Its a kin to the parking sutuation at the hospital I work at now. The NHS sold the contract to a private parking firm who throw tickets around like they are confetti but even forgetting that I think its disgusting that staff should have to pay to park at work let alone patients and visitors!
The point I am making is that all these things and most of the problems we all encounter with the NHS are due to insufficient funding and poor management decisions. IT IS NOT THE FAULT OF THE DOCTORS, NURSES OR OTHER HCP's - they just have to work in this shambles and try to do the best job they can in spite of being severley restricted and bound by poor management, goverment targets and crippled budget. If you want something done about it start saving for private healthcare or VOTE because its not getting any better.
 
YES EXACTLY! but you DO have a choice. You can vote/campaign against continuous cuts by the government(s) or you can accept the NHS as-is and start paying out of your own pocket for private health care. It shouldn't be like that BUT IT IS. I won't be suprised when in the not so distant future your free health care will cover A&E and lifesaving treatments only and trips to the GP will have to be paid for as will pretty much else.

Except the NHS has been pretty much this way for years, so to blame it on the current government is a little odd.

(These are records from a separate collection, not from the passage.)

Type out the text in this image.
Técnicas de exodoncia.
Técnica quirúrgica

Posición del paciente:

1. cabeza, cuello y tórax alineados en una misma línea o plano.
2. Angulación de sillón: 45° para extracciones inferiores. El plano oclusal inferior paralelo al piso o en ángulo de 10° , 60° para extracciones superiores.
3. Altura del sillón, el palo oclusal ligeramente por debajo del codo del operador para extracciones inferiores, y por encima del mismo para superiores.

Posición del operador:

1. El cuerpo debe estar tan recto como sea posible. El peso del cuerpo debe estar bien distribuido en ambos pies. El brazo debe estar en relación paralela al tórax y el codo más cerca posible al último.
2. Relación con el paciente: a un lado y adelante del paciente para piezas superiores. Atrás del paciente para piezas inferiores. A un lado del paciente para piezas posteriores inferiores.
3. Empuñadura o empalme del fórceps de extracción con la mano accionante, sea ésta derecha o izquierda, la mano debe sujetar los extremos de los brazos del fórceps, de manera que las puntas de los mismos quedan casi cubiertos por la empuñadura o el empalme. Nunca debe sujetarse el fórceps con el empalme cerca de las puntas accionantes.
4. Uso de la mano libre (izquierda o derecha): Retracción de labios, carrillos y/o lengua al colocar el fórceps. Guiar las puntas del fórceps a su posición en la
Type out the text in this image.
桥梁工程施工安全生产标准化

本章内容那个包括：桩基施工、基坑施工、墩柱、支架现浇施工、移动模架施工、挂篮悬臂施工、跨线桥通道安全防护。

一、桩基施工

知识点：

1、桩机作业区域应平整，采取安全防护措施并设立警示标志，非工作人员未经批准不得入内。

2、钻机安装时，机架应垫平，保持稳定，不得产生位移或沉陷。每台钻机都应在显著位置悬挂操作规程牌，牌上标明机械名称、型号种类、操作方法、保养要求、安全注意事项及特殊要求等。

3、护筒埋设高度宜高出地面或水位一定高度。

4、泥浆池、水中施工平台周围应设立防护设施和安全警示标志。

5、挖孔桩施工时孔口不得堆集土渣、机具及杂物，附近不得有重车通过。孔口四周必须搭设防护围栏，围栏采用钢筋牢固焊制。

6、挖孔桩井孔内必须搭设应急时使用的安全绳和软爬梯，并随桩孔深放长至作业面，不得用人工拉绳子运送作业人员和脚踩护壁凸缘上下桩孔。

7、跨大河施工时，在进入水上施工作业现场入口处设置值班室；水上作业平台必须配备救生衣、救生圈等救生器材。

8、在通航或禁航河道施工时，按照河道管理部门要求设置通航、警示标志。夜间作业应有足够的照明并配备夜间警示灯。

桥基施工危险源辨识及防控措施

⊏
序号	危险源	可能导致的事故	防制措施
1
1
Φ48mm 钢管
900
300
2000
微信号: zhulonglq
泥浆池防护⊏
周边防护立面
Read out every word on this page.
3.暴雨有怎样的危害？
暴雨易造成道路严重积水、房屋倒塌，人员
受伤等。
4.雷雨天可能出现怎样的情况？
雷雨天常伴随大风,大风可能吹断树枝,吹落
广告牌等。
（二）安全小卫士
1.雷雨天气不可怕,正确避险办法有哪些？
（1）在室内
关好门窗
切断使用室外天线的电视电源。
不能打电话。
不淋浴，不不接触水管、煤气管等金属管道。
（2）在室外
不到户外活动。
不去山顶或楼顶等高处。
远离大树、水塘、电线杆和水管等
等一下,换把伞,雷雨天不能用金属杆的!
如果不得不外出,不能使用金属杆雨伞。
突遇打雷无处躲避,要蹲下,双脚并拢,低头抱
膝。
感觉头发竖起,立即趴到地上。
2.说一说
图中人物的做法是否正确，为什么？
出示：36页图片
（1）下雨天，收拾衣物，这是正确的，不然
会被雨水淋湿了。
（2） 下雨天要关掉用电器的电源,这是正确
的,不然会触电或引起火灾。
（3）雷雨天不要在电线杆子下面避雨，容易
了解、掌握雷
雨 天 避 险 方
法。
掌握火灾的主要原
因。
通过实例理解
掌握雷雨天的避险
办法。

The point I am making is that all these things and most of the problems we all encounter with the NHS are due to insufficient funding and poor management decisions. IT IS NOT THE FAULT OF THE DOCTORS, NURSES OR OTHER HCP's - they just have to work in this shambles and try to do the best job they can in spite of being severley restricted and bound by poor management, goverment targets and crippled budget. If you want something done about it start saving for private healthcare or VOTE because its not getting any better.

So the main problem with the NHS is funding? Why then did we not see a massive increase in the service provided by the NHS when their budget was massively increased?
 
If you re read my posts more carefully you will see I am not specifically blaming THIS government and funding is meerely ONE of the problems I state.

EDIT: What reasons do you think are to blame out of interest?